Quoique l'article 38 alinéa 2 du CGI  ait comme analogue dans le droit fiscal tunisien l'article 11 du CIRPP et de l'IS65(*), cela ne nous donne pas la possibilité d'admettre, même implicitement, la consécration de la théorie du bilan qui, déduite directement de l'article 38, est l'oeuvre exclusive du juge fiscal français.

D'autant plus, et malgré son intérêt indiscutable, la théorie de la correction symétrique n'a pas eu en Tunisie, l'attention qu'elle mérite. Le législateur ne semble pas l'avoir considérée parmi ses grandes priorités. On a cru que le juge fiscal tunisien ou l'Administration, en palliant le silence législatif qui entoure la théorie de la correction symétrique des bilans, peuvent être de secours. Ce n'est pourtant pas le cas, ceci s'explique par le rôle « normatif » de l'Administration qui souligne son intervention contestable (paragraphe 1), et par une jurisprudence en germe qu'il est souhaitable qu'elle soit confirmée par le tribunal administratif (paragraphe 2).

Paragraphe 1 : Intervention contestable de l'Administration fiscale

Reconnaissant la théorie des corrections symétriques, l'Administration fiscale n'a fait que consacrer une pratique administrative dans ses prises de position66(*) dont la plus ancienne date de 199367(*)et qui illustrent une admission de la théorie par une doctrine administrative68(*) constante.

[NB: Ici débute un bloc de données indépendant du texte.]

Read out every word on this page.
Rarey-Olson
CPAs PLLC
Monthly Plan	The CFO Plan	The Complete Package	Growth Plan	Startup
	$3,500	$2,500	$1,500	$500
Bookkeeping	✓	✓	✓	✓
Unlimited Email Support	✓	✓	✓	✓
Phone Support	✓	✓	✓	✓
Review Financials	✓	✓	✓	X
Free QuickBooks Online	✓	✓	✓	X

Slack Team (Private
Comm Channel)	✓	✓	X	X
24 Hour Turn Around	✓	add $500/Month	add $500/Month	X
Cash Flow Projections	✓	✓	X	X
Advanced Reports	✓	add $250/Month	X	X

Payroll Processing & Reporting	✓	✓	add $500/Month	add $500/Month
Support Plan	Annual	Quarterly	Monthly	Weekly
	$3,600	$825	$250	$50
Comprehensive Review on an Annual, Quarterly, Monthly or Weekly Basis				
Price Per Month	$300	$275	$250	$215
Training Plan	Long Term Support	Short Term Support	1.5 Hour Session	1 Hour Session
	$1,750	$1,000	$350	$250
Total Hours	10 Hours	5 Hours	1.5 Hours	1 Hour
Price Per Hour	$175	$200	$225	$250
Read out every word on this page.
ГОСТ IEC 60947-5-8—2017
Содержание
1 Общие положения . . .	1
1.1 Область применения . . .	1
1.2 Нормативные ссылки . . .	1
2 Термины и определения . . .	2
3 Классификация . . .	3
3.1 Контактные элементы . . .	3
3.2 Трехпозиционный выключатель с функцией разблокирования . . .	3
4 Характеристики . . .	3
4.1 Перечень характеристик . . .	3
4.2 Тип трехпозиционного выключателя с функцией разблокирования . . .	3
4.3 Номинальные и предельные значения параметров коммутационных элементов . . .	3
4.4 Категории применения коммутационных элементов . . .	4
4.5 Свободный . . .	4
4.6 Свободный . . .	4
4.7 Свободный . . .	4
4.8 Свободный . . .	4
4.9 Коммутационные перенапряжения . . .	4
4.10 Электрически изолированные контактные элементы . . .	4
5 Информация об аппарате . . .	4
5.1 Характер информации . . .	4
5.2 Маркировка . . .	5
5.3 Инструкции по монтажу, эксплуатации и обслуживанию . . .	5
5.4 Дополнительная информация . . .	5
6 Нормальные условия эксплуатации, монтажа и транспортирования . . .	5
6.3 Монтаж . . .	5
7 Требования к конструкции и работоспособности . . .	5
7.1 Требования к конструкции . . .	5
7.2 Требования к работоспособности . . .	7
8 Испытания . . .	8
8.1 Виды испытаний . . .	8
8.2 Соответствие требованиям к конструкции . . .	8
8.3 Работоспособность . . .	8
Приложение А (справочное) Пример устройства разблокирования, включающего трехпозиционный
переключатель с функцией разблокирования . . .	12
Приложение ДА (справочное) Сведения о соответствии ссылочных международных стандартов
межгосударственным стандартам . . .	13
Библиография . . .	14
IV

Dans une approche concrète et pratique on cite que la DGELF69(*) , dans sa prise de position datant du 10 janvier 2000, a précisé sa doctrine relative à la correction symétrique des bilans : « concernant la correction symétrique des bilans...cette technique consiste dans la pratique administrative tunisienne à corriger en cas de vérification fiscale les erreurs constatées dans la comptabilisation des charges d'une entreprise et ce dans la limite des délais de prescription »70(*).

En revanche, cette reconnaissance est relative ; elle offre matière à critique et ce à triple niveaux. De prime abord, la doctrine administrative71(*), et en l'occurrence les prises de position, ont pour mission primordiale l'interprétation des textes fiscaux72(*). En effet, l'interprétation signifie l'analyse et la simplification faite par l'Administration d'un texte fiscal pour qu'il soit plus clair pour le contribuable et mieux appliqué par le fisc. Dans notre cas, le texte fiscal qui doit être interprété fait défaut et par suite on assiste à une « création » de la doctrine administrative.

Une telle classification qu'on estime être une description excessive et exagérée, ne peut être à l'abri des critiques puisqu'elle n'est pas une « invention » mais plutôt une transposition d'une théorie d'origine française en droit fiscal tunisien. En fait, l'Administration fiscale a profité de son rôle interprétatif73(*) tirant son origine de la « complexité et de l'ésotérisme du droit fiscal »74(*) pour le dépasser et avoir selon l'expression de PHILIPPE THEVENIN « un pouvoir réglementaire occulte ». Dès lors, on assiste à une grave atteinte au principe de la légalité prôné dans la constitution et considéré également comme l'un des principes fondamentaux du droit fiscal.

La deuxième critique concerne la valeur juridique de la prise de position. En effet, cet élément n'a ni la portée ni les effets d'une disposition d'ordre juridique et ce malgré son caractère officiel75(*). En outre, même si la doctrine administrative constitue une source de droit, elle n'a pas force de loi et elle n'est pas opposable au contribuable76(*). On peut même ajouter le risque imminent du changement de la doctrine administrative qui peut à la fois porter atteinte à la sécurité juridique du contribuable d'une part, et remettre en cause la stabilité juridique d'autre part.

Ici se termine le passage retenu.